While at first the Arno River's Florentine destruction seemed more severe, it was Venice that proved to be more difficult to conserve. John Pope-Hennessy, a British art historian, detected that the first time the full extent of the city's problems was seen:
 "It was not just a matter of the flood; rather it was a matter of what the flood revealed, of the havoc wrought by generations of neglect. For centuries Venice lived off tourists, and almost none of the money they brought into the city was put back into the maintenance of its monuments. And that had been aggravated by problems of pollution, an issue of the utmost gravity."

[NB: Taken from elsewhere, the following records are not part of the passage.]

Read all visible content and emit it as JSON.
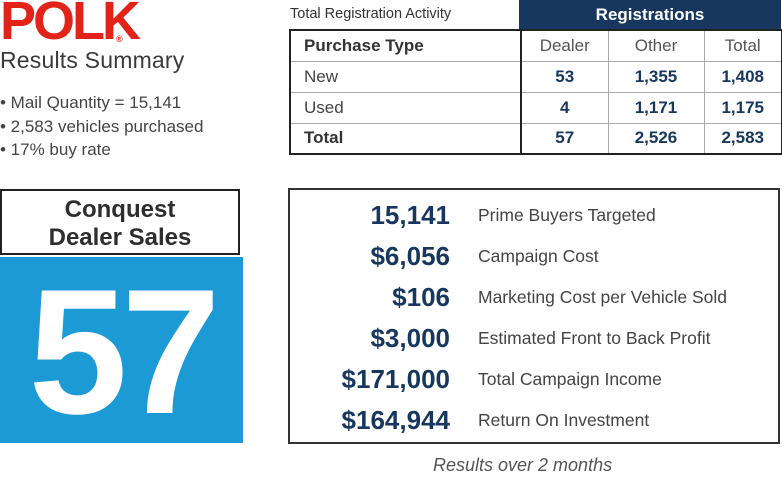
{
  "brand": {
    "logo_text": "POLK",
    "registered_mark": "®",
    "color": "#e2231a"
  },
  "summary": {
    "title": "Results Summary",
    "bullets": [
      "• Mail Quantity = 15,141",
      "• 2,583 vehicles purchased",
      "• 17% buy rate"
    ]
  },
  "conquest": {
    "label_line1": "Conquest",
    "label_line2": "Dealer Sales",
    "value": "57",
    "accent_color": "#1c9ad6"
  },
  "registration_table": {
    "title": "Total Registration Activity",
    "group_header": "Registrations",
    "header_color": "#17375e",
    "columns": [
      "Purchase Type",
      "Dealer",
      "Other",
      "Total"
    ],
    "rows": [
      {
        "type": "New",
        "dealer": "53",
        "other": "1,355",
        "total": "1,408"
      },
      {
        "type": "Used",
        "dealer": "4",
        "other": "1,171",
        "total": "1,175"
      },
      {
        "type": "Total",
        "dealer": "57",
        "other": "2,526",
        "total": "2,583"
      }
    ]
  },
  "metrics": [
    {
      "value": "15,141",
      "label": "Prime Buyers Targeted"
    },
    {
      "value": "$6,056",
      "label": "Campaign Cost"
    },
    {
      "value": "$106",
      "label": "Marketing Cost per Vehicle Sold"
    },
    {
      "value": "$3,000",
      "label": "Estimated Front to Back Profit"
    },
    {
      "value": "$171,000",
      "label": "Total Campaign Income"
    },
    {
      "value": "$164,944",
      "label": "Return On Investment"
    }
  ],
  "footnote": "Results over 2 months"
}
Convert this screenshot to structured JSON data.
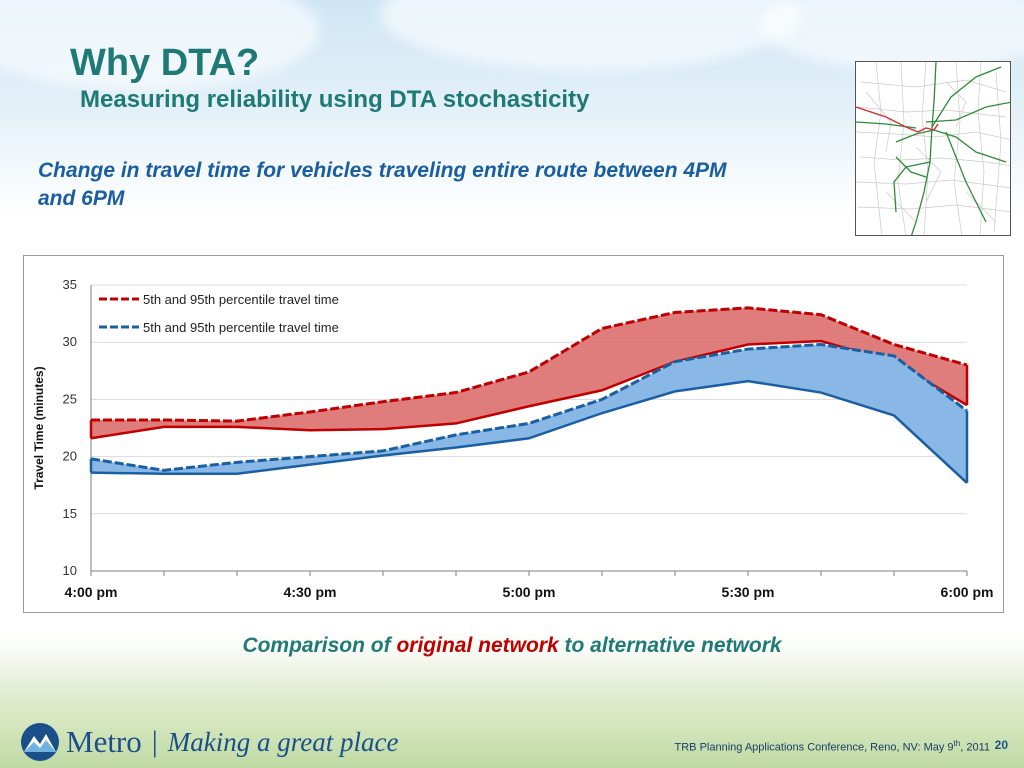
{
  "slide": {
    "title": "Why DTA?",
    "subtitle": "Measuring reliability using DTA stochasticity",
    "lead_text": "Change in travel time for vehicles traveling entire route between 4PM and 6PM",
    "caption_before": "Comparison of",
    "caption_highlight": "original network",
    "caption_after": "to alternative network",
    "footer": {
      "logo_word": "Metro",
      "logo_separator": "|",
      "tagline": "Making a great place",
      "note_before": "TRB Planning Applications Conference,  Reno, NV: May 9",
      "note_sup": "th",
      "note_after": ", 2011",
      "page_number": "20"
    }
  },
  "colors": {
    "title": "#1f7a76",
    "lead_text": "#1a5ea0",
    "caption_highlight": "#c00000",
    "original_line": "#c00000",
    "original_fill": "#dc6e6e",
    "alternative_line": "#1b5fa3",
    "alternative_fill": "#8ab8e6"
  },
  "icons": {
    "logo": "metro-logo-icon",
    "map": "route-map-thumbnail"
  },
  "chart_data": {
    "type": "area",
    "ylabel": "Travel Time (minutes)",
    "xlabel": "",
    "ylim": [
      10,
      35
    ],
    "yticks": [
      10,
      15,
      20,
      25,
      30,
      35
    ],
    "xlim": [
      0,
      120
    ],
    "xtick_labels": [
      "4:00 pm",
      "4:30 pm",
      "5:00 pm",
      "5:30 pm",
      "6:00 pm"
    ],
    "grid": "horizontal",
    "legend": "top-left",
    "x": [
      0,
      10,
      20,
      30,
      40,
      50,
      60,
      70,
      80,
      90,
      100,
      110,
      120
    ],
    "series": [
      {
        "name": "5th and 95th percentile travel time",
        "network": "original",
        "low": [
          21.6,
          22.6,
          22.6,
          22.3,
          22.4,
          22.9,
          24.4,
          25.8,
          28.3,
          29.8,
          30.1,
          28.3,
          24.5
        ],
        "high": [
          23.2,
          23.2,
          23.1,
          23.9,
          24.8,
          25.6,
          27.4,
          31.2,
          32.6,
          33.0,
          32.4,
          29.8,
          28.0
        ]
      },
      {
        "name": "5th and 95th percentile travel time",
        "network": "alternative",
        "low": [
          18.6,
          18.5,
          18.5,
          19.3,
          20.1,
          20.8,
          21.6,
          23.8,
          25.7,
          26.6,
          25.6,
          23.6,
          17.7
        ],
        "high": [
          19.8,
          18.8,
          19.5,
          20.0,
          20.5,
          21.9,
          22.9,
          25.0,
          28.3,
          29.4,
          29.8,
          28.8,
          24.0
        ]
      }
    ]
  }
}
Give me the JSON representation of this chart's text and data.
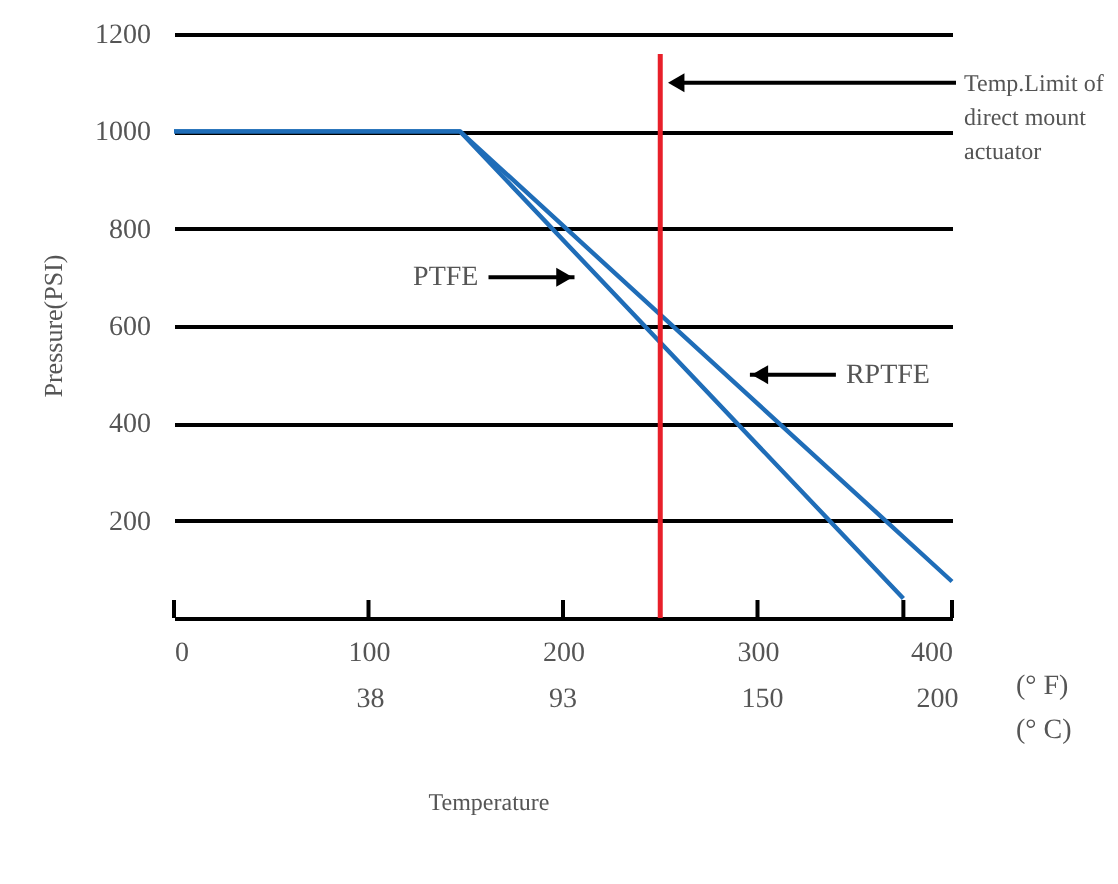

In response, several national and international organizations began working tirelessly in both Venice and Florence, making remarkable development in conserving countless individual sites. The most notable of these organizations included Save Venice Inc., UNESCO, Venice in Peril Fund, and the World Monuments Fund.
In the early sixteenth century Venice's perilous physical situation was realized, when its doges tried to safeguard the lagoon city and its harbor by diverting rivers from the lagoon to prevent river silt from accumulating and blocking the lagoon. Despite these efforts, over the centuries as the mean sea level gradually rose and the foundations of many buildings settled further into the mudflats, the Venetians also gradually raised their islands, as verified by the deepest archaeological layer in St. Mark's Square, which is located approximately 10 feet below the present pavement. Thus, today's continuing flooding problem is worsened by an obsolete, 400-year old lagoon-dredging program and a sinking seabed.
In combination with measures such as coastal reinforcement, the raising of quaysides, and paving and improvement of the lagoon environment, engineers at Fiat designed the MOSE Project. These gates are able to protect the city of Venice from extreme events such as floods and morphological degradation.